To be self-taught, is to know in vain. To be self-educated, is to know that you are a student of your community. Self-interested education is the bridge between exploration, awareness, and consistency. Most of your RuneScape journey and real life experiences, is just an ongoing series of trial and error.
In this chapter, I want to address the fallacy around the concept of being self-taught, and the consequences for relying on it. Self-teaching is a weird philosophy, because it naturally wires your brain to stay in survival mode. An issue comes up, you respond to it incorrectly and so you try something, hell, anything else as an immediate backup plan. Does that sound like a good strategy to execute repeatedly, especially in critical moments when the stakes are high? Perhaps it was in the Stone Age, but maybe not so much anymore.
If trial and error only teaches you to do something else, then it’s almost impossible to have structure or a process in your life when it comes to problem solving. Your life becomes a gamble, a roll of the dice, a lottery ticket, and you attribute all of your success to luck. Something to note about video games, is that there is usually only a finite number of ways to get to the next level. Video games require you to have a process for progressing through the stages from beginning to end. Gambling does not require you to have a logical process, as chance determines a success or failure result, end of story.
When you’re in a cycle of guessing and throwing paint at the wall to see what sticks, it’s difficult to keep track of your actions. Imagine repeating a failing action every few tries, because you can’t remember if it had worked or not. This is what I call non-functional multi-tasking, by mixing new trials with old ones that have previously failed. Multi-tasking isn’t impossible, but it isn’t always practical – especially when it obscures and clouds processes.
Collaborative education is the pattern of questioning, hypothesizing, and validating actions to refine our awareness and decision-making processes. Usually you will follow a tightly documented process from someone (teacher, friend, aspirational figure) and evaluate it. Scientific method-like questions that may help you throughout the affairs of self-education are as follows:
- Is there a better way to complete this process? (relative, subjective, and fact-based)
- What do I hope to achieve? (relative, subjective, and fact-based)
- What happens after modifying steps?

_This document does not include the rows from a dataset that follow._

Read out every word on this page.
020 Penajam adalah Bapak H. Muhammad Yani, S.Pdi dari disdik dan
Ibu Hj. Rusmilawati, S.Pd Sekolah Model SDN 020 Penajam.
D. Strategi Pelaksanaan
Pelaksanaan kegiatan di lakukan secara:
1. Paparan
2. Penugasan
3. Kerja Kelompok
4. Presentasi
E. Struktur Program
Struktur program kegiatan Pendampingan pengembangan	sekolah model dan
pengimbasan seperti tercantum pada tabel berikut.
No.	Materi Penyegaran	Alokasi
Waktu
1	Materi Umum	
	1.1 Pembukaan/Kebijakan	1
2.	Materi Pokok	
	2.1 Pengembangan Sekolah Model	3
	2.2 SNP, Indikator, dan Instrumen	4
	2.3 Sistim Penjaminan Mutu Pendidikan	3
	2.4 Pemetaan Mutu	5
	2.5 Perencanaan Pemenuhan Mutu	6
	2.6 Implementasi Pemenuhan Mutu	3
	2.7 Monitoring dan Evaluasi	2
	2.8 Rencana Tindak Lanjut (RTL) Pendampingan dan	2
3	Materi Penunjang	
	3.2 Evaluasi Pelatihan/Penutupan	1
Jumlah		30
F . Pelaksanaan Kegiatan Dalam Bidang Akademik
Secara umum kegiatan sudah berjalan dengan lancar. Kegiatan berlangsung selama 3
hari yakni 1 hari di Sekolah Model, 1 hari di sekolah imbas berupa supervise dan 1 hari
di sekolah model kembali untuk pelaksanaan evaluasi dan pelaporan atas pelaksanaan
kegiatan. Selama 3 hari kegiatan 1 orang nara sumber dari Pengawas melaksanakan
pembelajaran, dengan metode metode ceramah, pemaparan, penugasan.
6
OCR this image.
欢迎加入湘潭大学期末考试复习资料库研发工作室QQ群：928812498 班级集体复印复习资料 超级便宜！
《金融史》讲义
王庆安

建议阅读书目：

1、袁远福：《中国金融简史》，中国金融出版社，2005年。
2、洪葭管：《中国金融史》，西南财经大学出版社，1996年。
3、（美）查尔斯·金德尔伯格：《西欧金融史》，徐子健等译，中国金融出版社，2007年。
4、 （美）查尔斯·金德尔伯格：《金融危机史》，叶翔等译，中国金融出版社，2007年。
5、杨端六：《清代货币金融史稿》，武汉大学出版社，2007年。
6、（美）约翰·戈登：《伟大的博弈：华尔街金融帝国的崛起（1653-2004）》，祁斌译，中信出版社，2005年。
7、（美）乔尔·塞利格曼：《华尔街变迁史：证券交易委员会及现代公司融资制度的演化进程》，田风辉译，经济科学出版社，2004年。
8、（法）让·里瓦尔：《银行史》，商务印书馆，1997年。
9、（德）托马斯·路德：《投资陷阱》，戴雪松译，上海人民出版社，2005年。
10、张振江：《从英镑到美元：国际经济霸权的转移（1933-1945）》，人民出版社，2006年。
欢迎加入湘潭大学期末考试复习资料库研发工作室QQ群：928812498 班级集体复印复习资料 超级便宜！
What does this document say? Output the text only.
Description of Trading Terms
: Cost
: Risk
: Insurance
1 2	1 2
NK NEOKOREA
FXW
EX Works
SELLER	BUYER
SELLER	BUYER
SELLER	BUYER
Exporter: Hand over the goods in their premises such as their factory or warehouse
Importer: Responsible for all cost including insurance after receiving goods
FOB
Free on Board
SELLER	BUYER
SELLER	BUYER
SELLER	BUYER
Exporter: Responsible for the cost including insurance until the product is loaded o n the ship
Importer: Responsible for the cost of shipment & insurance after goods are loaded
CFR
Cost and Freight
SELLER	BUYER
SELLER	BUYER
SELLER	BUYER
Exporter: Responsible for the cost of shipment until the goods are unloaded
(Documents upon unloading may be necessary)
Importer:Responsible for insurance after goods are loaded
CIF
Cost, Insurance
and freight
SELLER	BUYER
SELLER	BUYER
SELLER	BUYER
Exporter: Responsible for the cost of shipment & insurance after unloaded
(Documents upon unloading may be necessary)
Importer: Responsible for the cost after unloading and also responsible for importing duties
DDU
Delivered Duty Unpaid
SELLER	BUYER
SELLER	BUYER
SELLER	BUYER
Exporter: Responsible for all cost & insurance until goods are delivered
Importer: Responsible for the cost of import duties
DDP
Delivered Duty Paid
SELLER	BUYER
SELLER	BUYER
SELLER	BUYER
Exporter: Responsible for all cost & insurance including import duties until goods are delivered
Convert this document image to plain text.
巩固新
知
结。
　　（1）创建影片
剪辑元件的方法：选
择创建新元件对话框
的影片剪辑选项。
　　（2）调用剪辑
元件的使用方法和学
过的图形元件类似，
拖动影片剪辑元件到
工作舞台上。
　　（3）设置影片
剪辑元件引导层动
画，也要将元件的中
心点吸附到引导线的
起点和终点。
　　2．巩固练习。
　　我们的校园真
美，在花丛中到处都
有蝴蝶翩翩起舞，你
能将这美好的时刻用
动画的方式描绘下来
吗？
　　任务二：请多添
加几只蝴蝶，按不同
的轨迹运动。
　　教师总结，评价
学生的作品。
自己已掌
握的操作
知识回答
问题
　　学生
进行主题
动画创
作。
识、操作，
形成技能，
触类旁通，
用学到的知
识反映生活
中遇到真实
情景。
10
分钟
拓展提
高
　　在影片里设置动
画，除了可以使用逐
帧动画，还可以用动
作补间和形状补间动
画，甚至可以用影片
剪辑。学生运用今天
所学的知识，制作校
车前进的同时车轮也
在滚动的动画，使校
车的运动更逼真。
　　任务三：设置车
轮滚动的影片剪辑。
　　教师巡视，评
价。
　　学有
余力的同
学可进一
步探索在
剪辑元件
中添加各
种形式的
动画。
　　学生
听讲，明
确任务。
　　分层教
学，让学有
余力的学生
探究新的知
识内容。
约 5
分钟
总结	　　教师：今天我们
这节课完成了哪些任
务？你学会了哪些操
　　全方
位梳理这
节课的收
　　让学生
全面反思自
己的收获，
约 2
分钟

Can I still get the same or better results consistently? (fact-based)
- Has this new process transformed to serve me better? (relative, subjective, and fact-based)
The reason we ask questions like the above, is to multiply the value our actions can create. To know if there’s a better process, collaborate often. To know what you hope to achieve, self-reflect. To know what happens after a change, don’t fail to measure, but measure well. To know what serves you, make the most of what you have patience for.
Change for the sake of change, is typically the result of self-teaching. Change because you must, change because someone or something has influenced you, change because your goals have shifted, change because differences are something to be loved rather than feared. When you collaborate, perspectives and approaches differ. If you are to teach yourself anything, teach yourself to be a mirror for others – so that they may be a mirror for you.
Your community will likely have tried and failed at many things, and also documented the steps to recreate success consistently. Leverage the knowledge of those that came before you, and build upon working processes when possible. Planned consistency and collaboration is the foundation of lightning fast development.